In 1997 a restructured $101 million package from Brookfield--sans office tower, but with a hotel added--called for $38.1 million in public money; that proposal was derailed in June 1998, when Brandt's then-financial partner, San Diego-based Excel Legacy Corp., bailed out. McCaffery signed on in October of that year, and last fall the Chicago-based firm took on the role of lead developer. Brookfield, McCaffery notes, has a large portfolio of office properties in the United States and Canada (its local projects include City Center and Gaviidae Common in downtown Minneapolis). But the firm is "not necessarily a player in the retail community, and it's particularly not involved in retail entertainment projects. I am."
Brookfield's Brandt says that in his view, the project has made tremendous progress with McCaffery at the helm. He argues that the current proposal should be considered without regard to the deal's troubled history and dubs the latest snag "one small hiccup."
"What the city has told us repeatedly is that they want an entertainment project," Brandt says. "We've got that. It would be a sad day for the city if this project should be allowed to die." To council critics who have attacked the proposed complex as unimaginative, Brandt responds: "The city spent tens of millions of dollars to produce a Target store.

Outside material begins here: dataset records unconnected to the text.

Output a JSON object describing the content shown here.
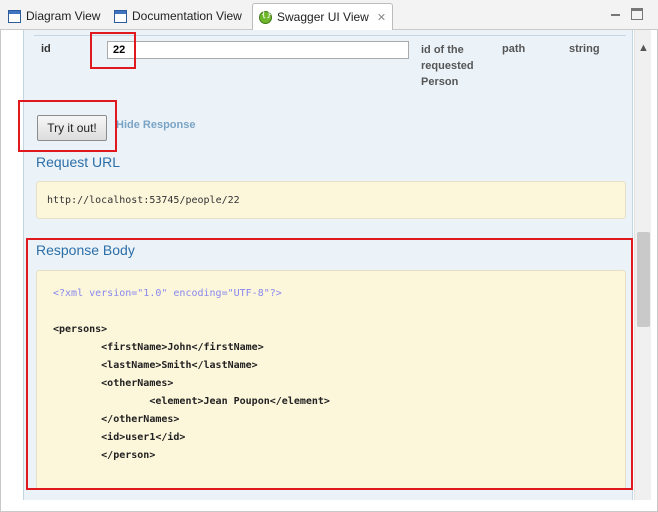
{
  "tabs": [
    {
      "label": "Diagram View",
      "icon": "view-icon",
      "active": false
    },
    {
      "label": "Documentation View",
      "icon": "view-icon",
      "active": false
    },
    {
      "label": "Swagger UI View",
      "icon": "swagger-icon",
      "active": true,
      "close": "✕"
    }
  ],
  "parameter": {
    "name": "id",
    "value": "22",
    "description": "id of the requested Person",
    "param_type": "path",
    "data_type": "string"
  },
  "actions": {
    "try_label": "Try it out!",
    "hide_label": "Hide Response"
  },
  "request_url": {
    "title": "Request URL",
    "value": "http://localhost:53745/people/22"
  },
  "response_body": {
    "title": "Response Body",
    "lines": [
      {
        "text": "<?xml version=\"1.0\" encoding=\"UTF-8\"?>",
        "kind": "decl"
      },
      {
        "text": "",
        "kind": "gap"
      },
      {
        "text": "<persons>",
        "kind": "tag"
      },
      {
        "text": "        <firstName>John</firstName>",
        "kind": "tag"
      },
      {
        "text": "        <lastName>Smith</lastName>",
        "kind": "tag"
      },
      {
        "text": "        <otherNames>",
        "kind": "tag"
      },
      {
        "text": "                <element>Jean Poupon</element>",
        "kind": "tag"
      },
      {
        "text": "        </otherNames>",
        "kind": "tag"
      },
      {
        "text": "        <id>user1</id>",
        "kind": "tag"
      },
      {
        "text": "        </person>",
        "kind": "tag"
      }
    ]
  },
  "colors": {
    "panel_bg": "#ebf3f9",
    "code_bg": "#fcf6db",
    "title_blue": "#2c6fa8",
    "highlight_red": "#e0191e"
  }
}
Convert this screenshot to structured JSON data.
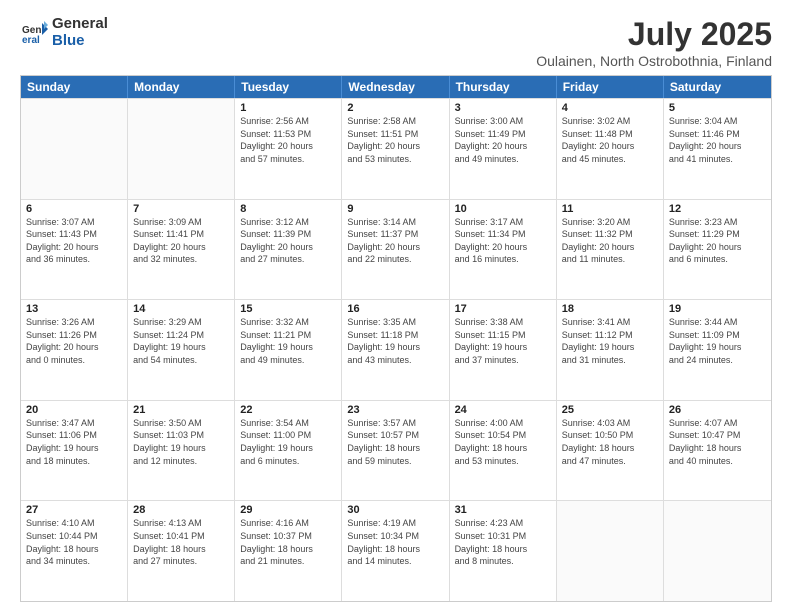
{
  "logo": {
    "general": "General",
    "blue": "Blue"
  },
  "title": "July 2025",
  "subtitle": "Oulainen, North Ostrobothnia, Finland",
  "headers": [
    "Sunday",
    "Monday",
    "Tuesday",
    "Wednesday",
    "Thursday",
    "Friday",
    "Saturday"
  ],
  "weeks": [
    [
      {
        "day": "",
        "info": ""
      },
      {
        "day": "",
        "info": ""
      },
      {
        "day": "1",
        "info": "Sunrise: 2:56 AM\nSunset: 11:53 PM\nDaylight: 20 hours\nand 57 minutes."
      },
      {
        "day": "2",
        "info": "Sunrise: 2:58 AM\nSunset: 11:51 PM\nDaylight: 20 hours\nand 53 minutes."
      },
      {
        "day": "3",
        "info": "Sunrise: 3:00 AM\nSunset: 11:49 PM\nDaylight: 20 hours\nand 49 minutes."
      },
      {
        "day": "4",
        "info": "Sunrise: 3:02 AM\nSunset: 11:48 PM\nDaylight: 20 hours\nand 45 minutes."
      },
      {
        "day": "5",
        "info": "Sunrise: 3:04 AM\nSunset: 11:46 PM\nDaylight: 20 hours\nand 41 minutes."
      }
    ],
    [
      {
        "day": "6",
        "info": "Sunrise: 3:07 AM\nSunset: 11:43 PM\nDaylight: 20 hours\nand 36 minutes."
      },
      {
        "day": "7",
        "info": "Sunrise: 3:09 AM\nSunset: 11:41 PM\nDaylight: 20 hours\nand 32 minutes."
      },
      {
        "day": "8",
        "info": "Sunrise: 3:12 AM\nSunset: 11:39 PM\nDaylight: 20 hours\nand 27 minutes."
      },
      {
        "day": "9",
        "info": "Sunrise: 3:14 AM\nSunset: 11:37 PM\nDaylight: 20 hours\nand 22 minutes."
      },
      {
        "day": "10",
        "info": "Sunrise: 3:17 AM\nSunset: 11:34 PM\nDaylight: 20 hours\nand 16 minutes."
      },
      {
        "day": "11",
        "info": "Sunrise: 3:20 AM\nSunset: 11:32 PM\nDaylight: 20 hours\nand 11 minutes."
      },
      {
        "day": "12",
        "info": "Sunrise: 3:23 AM\nSunset: 11:29 PM\nDaylight: 20 hours\nand 6 minutes."
      }
    ],
    [
      {
        "day": "13",
        "info": "Sunrise: 3:26 AM\nSunset: 11:26 PM\nDaylight: 20 hours\nand 0 minutes."
      },
      {
        "day": "14",
        "info": "Sunrise: 3:29 AM\nSunset: 11:24 PM\nDaylight: 19 hours\nand 54 minutes."
      },
      {
        "day": "15",
        "info": "Sunrise: 3:32 AM\nSunset: 11:21 PM\nDaylight: 19 hours\nand 49 minutes."
      },
      {
        "day": "16",
        "info": "Sunrise: 3:35 AM\nSunset: 11:18 PM\nDaylight: 19 hours\nand 43 minutes."
      },
      {
        "day": "17",
        "info": "Sunrise: 3:38 AM\nSunset: 11:15 PM\nDaylight: 19 hours\nand 37 minutes."
      },
      {
        "day": "18",
        "info": "Sunrise: 3:41 AM\nSunset: 11:12 PM\nDaylight: 19 hours\nand 31 minutes."
      },
      {
        "day": "19",
        "info": "Sunrise: 3:44 AM\nSunset: 11:09 PM\nDaylight: 19 hours\nand 24 minutes."
      }
    ],
    [
      {
        "day": "20",
        "info": "Sunrise: 3:47 AM\nSunset: 11:06 PM\nDaylight: 19 hours\nand 18 minutes."
      },
      {
        "day": "21",
        "info": "Sunrise: 3:50 AM\nSunset: 11:03 PM\nDaylight: 19 hours\nand 12 minutes."
      },
      {
        "day": "22",
        "info": "Sunrise: 3:54 AM\nSunset: 11:00 PM\nDaylight: 19 hours\nand 6 minutes."
      },
      {
        "day": "23",
        "info": "Sunrise: 3:57 AM\nSunset: 10:57 PM\nDaylight: 18 hours\nand 59 minutes."
      },
      {
        "day": "24",
        "info": "Sunrise: 4:00 AM\nSunset: 10:54 PM\nDaylight: 18 hours\nand 53 minutes."
      },
      {
        "day": "25",
        "info": "Sunrise: 4:03 AM\nSunset: 10:50 PM\nDaylight: 18 hours\nand 47 minutes."
      },
      {
        "day": "26",
        "info": "Sunrise: 4:07 AM\nSunset: 10:47 PM\nDaylight: 18 hours\nand 40 minutes."
      }
    ],
    [
      {
        "day": "27",
        "info": "Sunrise: 4:10 AM\nSunset: 10:44 PM\nDaylight: 18 hours\nand 34 minutes."
      },
      {
        "day": "28",
        "info": "Sunrise: 4:13 AM\nSunset: 10:41 PM\nDaylight: 18 hours\nand 27 minutes."
      },
      {
        "day": "29",
        "info": "Sunrise: 4:16 AM\nSunset: 10:37 PM\nDaylight: 18 hours\nand 21 minutes."
      },
      {
        "day": "30",
        "info": "Sunrise: 4:19 AM\nSunset: 10:34 PM\nDaylight: 18 hours\nand 14 minutes."
      },
      {
        "day": "31",
        "info": "Sunrise: 4:23 AM\nSunset: 10:31 PM\nDaylight: 18 hours\nand 8 minutes."
      },
      {
        "day": "",
        "info": ""
      },
      {
        "day": "",
        "info": ""
      }
    ]
  ]
}
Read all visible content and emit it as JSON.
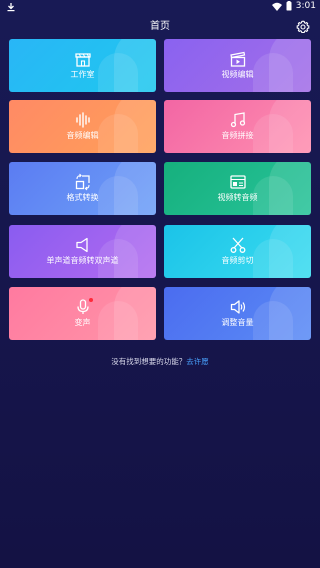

They're not exactly unique."
Steve Dombrovski, president of Suntide88 Commercial Realty, a local retail leasing agent, says it's not hard to guess what has gone wrong on Block E. "Time kills deals," he says. "That's an age-old saying in the real estate business." Other challenges, he adds, include a lack of residential property downtown: "You can't pay rent seven days a week and only have business five days." The latest twist, Dombrovski says, could ultimately help lead to a better solution for the troubled block. "I still think at some point somebody is going to figure out what really makes the most sense."
Meanwhile, the man who set off the current scramble is in no mood for postmortems. Reached for comment on his exit from the Block E project, James Binger says, "It became quite clear to me that it didn't suit me, okay?" And with that he hangs up the phone.